Newton's comments came during a session on "gender-integrated military training." He told lawmakers that since the Air Force began integrated enlisted training in 1976, more than 2.1 million male and female enlisted recruits have trained side by side in basic and follow-on technical training.
"Members of those initial graduating classes now constitute our senior enlisted grades, and today they are performing exceptionally well," Newton said.
"The single most important element in our basic training process is the military training instructor," Newton said. "We mint our MTIs very carefully. The MTIs live the standards we expect our young recruits to meet."
Newton said that there are some who would like to see the military change "a system that has withstood the test of time."

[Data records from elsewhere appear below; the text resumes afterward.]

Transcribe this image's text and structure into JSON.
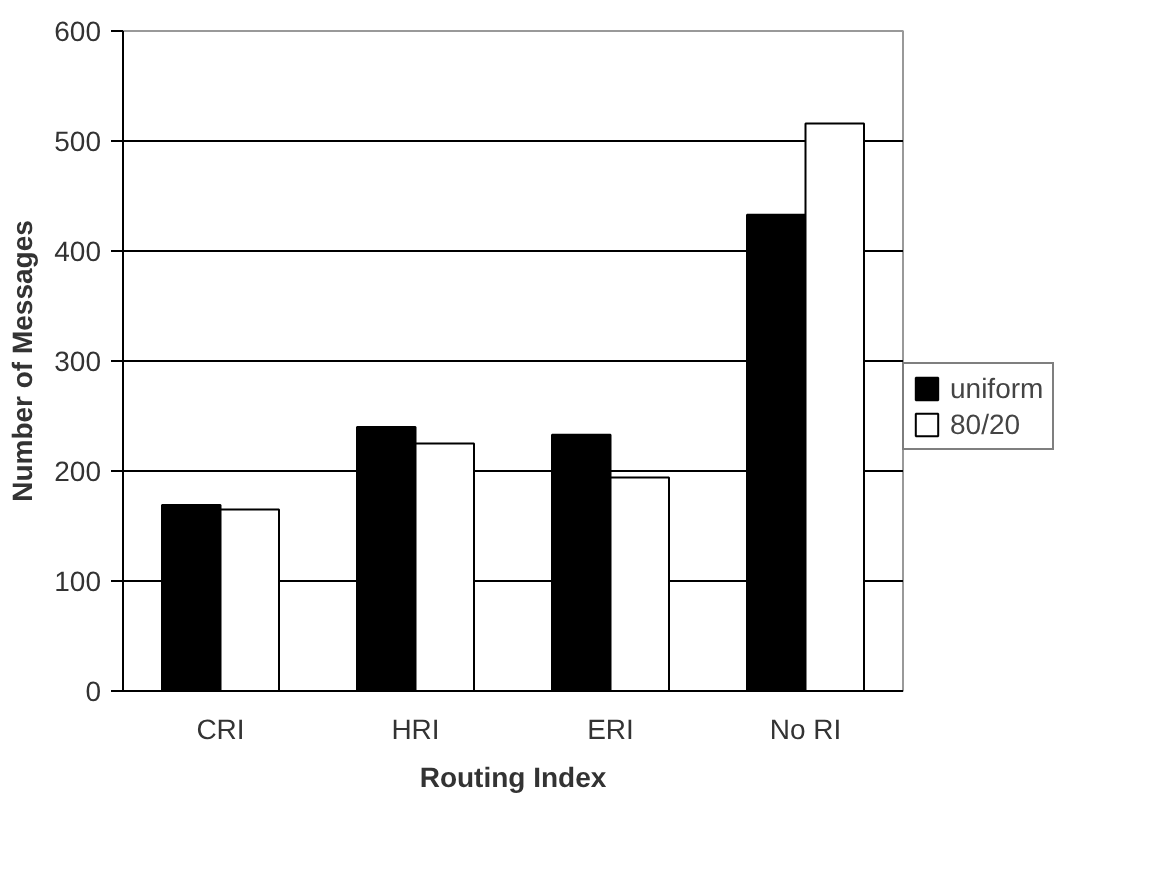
{
  "chart_data": {
    "type": "bar",
    "xlabel": "Routing Index",
    "ylabel": "Number of Messages",
    "categories": [
      "CRI",
      "HRI",
      "ERI",
      "No RI"
    ],
    "series": [
      {
        "name": "uniform",
        "color": "#000000",
        "values": [
          169,
          240,
          233,
          433
        ]
      },
      {
        "name": "80/20",
        "color": "#ffffff",
        "values": [
          165,
          225,
          194,
          516
        ]
      }
    ],
    "ylim": [
      0,
      600
    ],
    "yticks": [
      0,
      100,
      200,
      300,
      400,
      500,
      600
    ],
    "grid": "y",
    "legend": "right"
  }
}
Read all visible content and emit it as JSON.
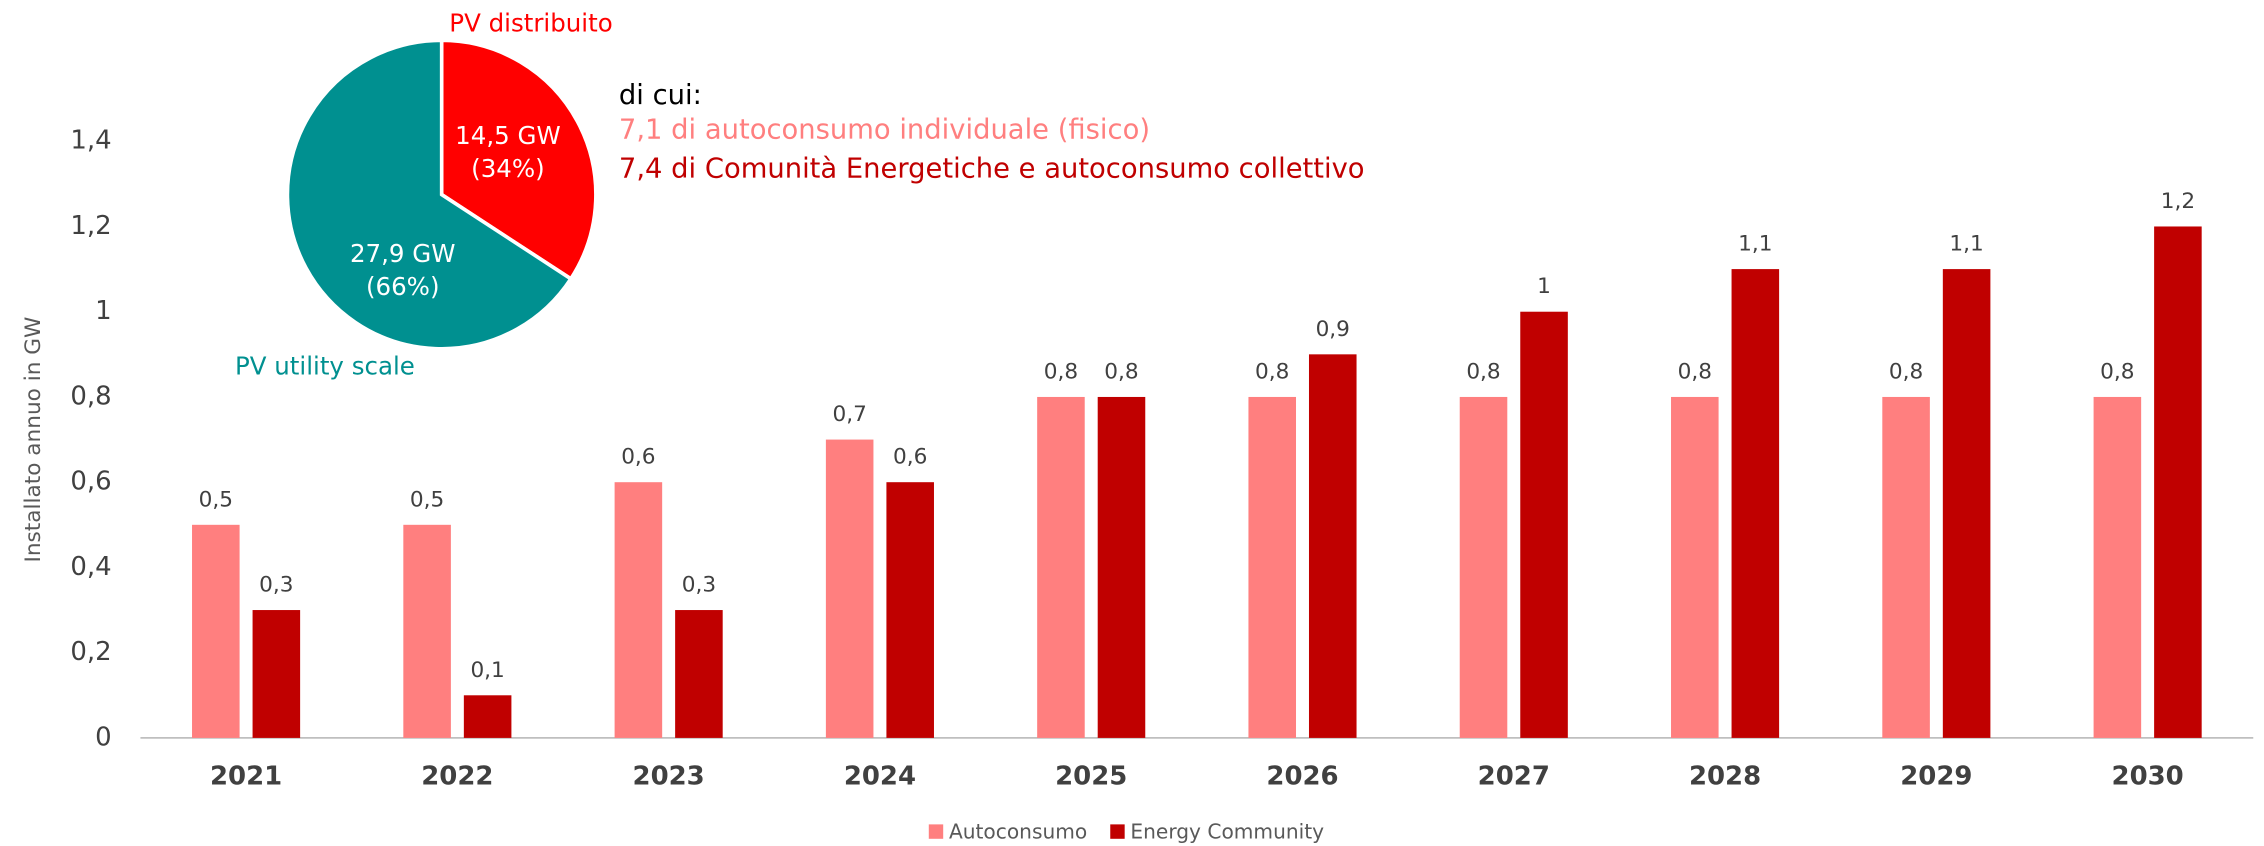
{
  "chart_data": [
    {
      "type": "bar",
      "y_label": "Installato annuo in GW",
      "categories": [
        "2021",
        "2022",
        "2023",
        "2024",
        "2025",
        "2026",
        "2027",
        "2028",
        "2029",
        "2030"
      ],
      "series": [
        {
          "name": "Autoconsumo",
          "color": "#ff7f7f",
          "values": [
            0.5,
            0.5,
            0.6,
            0.7,
            0.8,
            0.8,
            0.8,
            0.8,
            0.8,
            0.8
          ],
          "value_labels": [
            "0,5",
            "0,5",
            "0,6",
            "0,7",
            "0,8",
            "0,8",
            "0,8",
            "0,8",
            "0,8",
            "0,8"
          ]
        },
        {
          "name": "Energy Community",
          "color": "#c00000",
          "values": [
            0.3,
            0.1,
            0.3,
            0.6,
            0.8,
            0.9,
            1,
            1.1,
            1.1,
            1.2
          ],
          "value_labels": [
            "0,3",
            "0,1",
            "0,3",
            "0,6",
            "0,8",
            "0,9",
            "1",
            "1,1",
            "1,1",
            "1,2"
          ]
        }
      ],
      "ylim": [
        0,
        1.4
      ],
      "yticks": [
        0,
        {
          "value": 0.2,
          "label": "0,2"
        },
        {
          "value": 0.4,
          "label": "0,4"
        },
        {
          "value": 0.6,
          "label": "0,6"
        },
        {
          "value": 0.8,
          "label": "0,8"
        },
        1,
        {
          "value": 1.2,
          "label": "1,2"
        },
        {
          "value": 1.4,
          "label": "1,4"
        }
      ],
      "grid": false,
      "legend": "bottom"
    },
    {
      "type": "pie",
      "categories": [
        "PV distribuito",
        "PV utility scale"
      ],
      "values": [
        14.5,
        27.9
      ],
      "value_labels": [
        "14,5 GW",
        "27,9 GW"
      ],
      "percentages": [
        34,
        66
      ],
      "percentage_labels": [
        "(34%)",
        "(66%)"
      ],
      "colors": [
        "#ff0000",
        "#009090"
      ],
      "annotations": [
        {
          "text": "di cui:",
          "color": "#000000"
        },
        {
          "text": "7,1 di autoconsumo individuale (fisico)",
          "color": "#ff7f7f"
        },
        {
          "text": "7,4 di Comunità Energetiche e autoconsumo collettivo",
          "color": "#c00000"
        }
      ]
    }
  ]
}
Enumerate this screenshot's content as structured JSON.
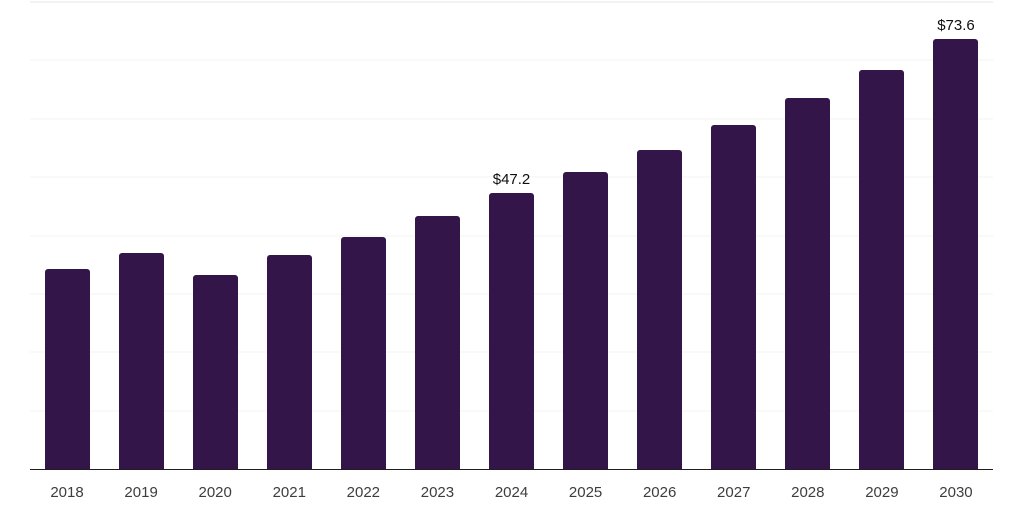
{
  "chart_data": {
    "type": "bar",
    "title": "",
    "xlabel": "",
    "ylabel": "",
    "categories": [
      "2018",
      "2019",
      "2020",
      "2021",
      "2022",
      "2023",
      "2024",
      "2025",
      "2026",
      "2027",
      "2028",
      "2029",
      "2030"
    ],
    "values": [
      34.2,
      37.0,
      33.3,
      36.6,
      39.7,
      43.3,
      47.2,
      50.8,
      54.7,
      58.9,
      63.6,
      68.4,
      73.6
    ],
    "point_labels": [
      null,
      null,
      null,
      null,
      null,
      null,
      "$47.2",
      null,
      null,
      null,
      null,
      null,
      "$73.6"
    ],
    "ylim": [
      0,
      80
    ],
    "gridline_step": 10,
    "grid": "horizontal-only",
    "legend": "none",
    "y_axis_tick_labels_visible": false,
    "colors": {
      "bar": "#33154a",
      "value_label": "#0e0e0e",
      "tick_label": "#3d3d3d",
      "axis_line": "#1f1f1f",
      "gridline": "#f3f3f3",
      "top_gridline": "#e5e5e5",
      "background": "#ffffff"
    }
  }
}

At issue is the problem of sexual harassment, and although the problem exists in American society, the Air Force has been successful in creating a training environment and service culture that effectively address the issue, Newton said.
Recruits learn from the start Air Force's "zero tolerance" policy on sexual harassment and receive several briefings on related Air Force policies -- including discrimination -- and are made aware of all avenues available to file complaints, according to Newton.
He pointed out that in the past four years, there have been just four confirmed incidents of sexual harassment leveled against MTIs at Lackland Air Force, Texas. All four MTIs were "removed from duty and punished appropriately," he said.
"I assure you these isolated breaches of faith are the exception, and they do not paint a true picture of our professional MTI corps," he said.
Before considering any changes to gender integrated training, Newton encouraged lawmakers to visit Lackland Air Force Base to see the operation and talk directly to recruits and MTIs.
He guaranteed they would be pleased with the results of such a visit.